もう十年以上も前のことだ。大好きだった先生の前から姿を消さざるを得なかった。童顔を気にして普段は眼鏡をかけていた野上先生。その眼鏡を外して、キスをした。あの感触を今でも忘れられない。唇だけじゃない。何もかも忘れていない。僕の名前を呼ぶ声も。――出席番号一番、青山蓮。
「緋山 さん。本当に申し訳ありません」
そう、もう僕は青山じゃない。母親が再婚して、姓も変わった。この人は僕を「青山」とは呼ばない。
「いえ。……あの、ところで、食事は」
「もちろん、キャンセル代はこちらが負担します」
「それはいいんですけど、もったいないので、もしよかったらご一緒しませんか」
蓮の申し出に男は面食らっている。当然だろう。
「ええと……実を言うと、僕のほうもお断りするつもりでいたんです。もちろん、妹さんがどうこうというのではありません。僕も、その」
「恋人がいらっしゃる?」
「……ではないんですけど」
「忘れられない人が?」
蓮は頷いた。
「ああ、それはまた二重に申し訳なかったですね。妹だけでなくあなたの気持ちまでないがしろにして……まったく俺ときたら、全然ダメだ」
男はふいに言葉を崩し、困ったように笑った。それがまた野上が自分の告白に当惑していた表情を思い出させた。
「大丈夫です。結果的には、誰も傷ついてないんですから」
傷ついたのは、あの日の、野上先生だけだ。そして、傷つけたのは僕。
「そう言っていただけると、少し、気が楽になります」
「じゃあ、この後もつきあっていただけますよね?」
蓮が再度誘うと、男は「はい」と微笑んだ。
オーナーが選んだにしては気の利いたレストランだった。半個室の落ち着いた席で、のんびりとフルコースを楽しんだ。忘れられない人がいる。誰にも言ったことのない秘密を明かしてしまうと、蓮も饒舌になった。

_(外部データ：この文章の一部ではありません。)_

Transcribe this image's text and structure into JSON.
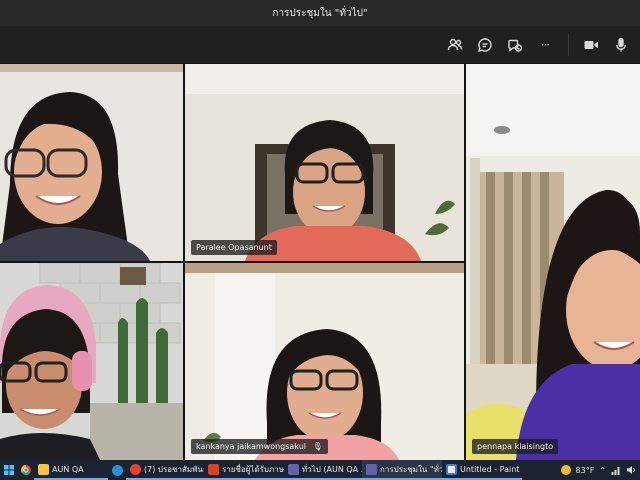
{
  "window": {
    "title": "การประชุมใน \"ทั่วไป\""
  },
  "toolbar": {
    "icons": [
      "participants-icon",
      "chat-icon",
      "reactions-icon",
      "more-icon",
      "camera-icon",
      "mic-icon"
    ],
    "more_label": "···"
  },
  "participants": [
    {
      "name": "",
      "position": "top-left"
    },
    {
      "name": "Paralee Opasanunt",
      "position": "top-center"
    },
    {
      "name": "",
      "position": "top-right-tall"
    },
    {
      "name": "",
      "position": "bottom-left"
    },
    {
      "name": "kankanya jaikamwongsakul",
      "position": "bottom-center"
    },
    {
      "name": "pennapa klaisingto",
      "position": "bottom-right"
    }
  ],
  "taskbar": {
    "items": [
      {
        "label": "",
        "icon": "windows-icon"
      },
      {
        "label": "",
        "icon": "chrome-icon"
      },
      {
        "label": "AUN QA",
        "icon": "folder-icon"
      },
      {
        "label": "",
        "icon": "edge-icon"
      },
      {
        "label": "(7) ปรอชาสัมพันธ์ ...",
        "icon": "chrome-icon"
      },
      {
        "label": "รายชื่อผู้ได้รับภาษ...",
        "icon": "powerpoint-icon"
      },
      {
        "label": "ทั่วไป (AUN QA ...",
        "icon": "teams-icon"
      },
      {
        "label": "การประชุมใน \"ทั่ว...",
        "icon": "teams-icon"
      },
      {
        "label": "Untitled - Paint",
        "icon": "paint-icon"
      }
    ],
    "tray": {
      "weather": "83°F",
      "icons": [
        "weather-icon",
        "chevron-up-icon",
        "network-icon",
        "volume-icon"
      ]
    }
  },
  "colors": {
    "accent": "#7aa7e0",
    "titlebar": "#292929",
    "taskbar": "#1b2330"
  }
}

「でも、妹さんより先に自分が、とは思わないんですか? 独身なんでしょう?」
得意先の社長に対する言葉としては行き過ぎた話題のはずだったが、口が滑った。しまった、と思ったのは、それまで温和な微笑みを絶やさなかった男の顔が暗く陰った瞬間だ。
「すみません、失礼なことを言いました」
「……当然の疑問ですよ」男はナプキンで口の周りのソースを拭った。「実は私、同性愛者で」
「えっ」
「今はその相手もいませんが、まあ、とにかく、後継者という意味では、お役目を果たせそうにない。そういう事情です」
淡々と語る男に、今度は蓮のほうが面食らった。
「同族会社ゆえの問題ですね。私の代でそんなルールをひっくり返してやろうという度量もなくて。情けない話です」
いや、淡々と、ではないのだ。蓮は思う。この人はたぶん、ずっとその重圧に耐えてきた。たった一人で。――かつて突然クラス担任を任されて、孤軍奮闘していた野上先生みたいに。
「分かりますよ」
「そんなわけ……」
「僕もそうなので」
男の目が見開いた。
「今のを聞いて、やっと分かりました。なんで僕なんかを気に入って下さったんだろうって不思議だったんです。僕も同じだから、何か、通じるものがあったのかもしれませんね」
目と目が合った。
こうしてよくよく見ると、男は野上より派手な顔立ちをしていた。背は野上より高い。声は低い。パーツのひとつひとつは全然違うと言っていい。それでもどこか、野上に似ている。今では野上も三十代半ばになっているはずだ。目の前の彼も同じぐらいだろう。中堅教師として少しは出世しているだろうか。でも、こんな仕立てのいいスーツは着ていないだろう。
「忘れられない人がいると」
「はい。でも、そろそろ忘れたい、かな」
これは誘っているのだろうか。誘われたいと思っているのだろうか。自分の感情をうまく整理できないままに、男に手を握られた。その温かさも野上に似ていた。もっとも人肌の温度など、誰だってそう変わらないだろう。
――そうだ。誰だって変わらない。野上先生じゃないなら、誰だって変わりゃしないんだ。
蓮はこの日、男ともう一度会う約束をした。今度は、二人の、デートとして。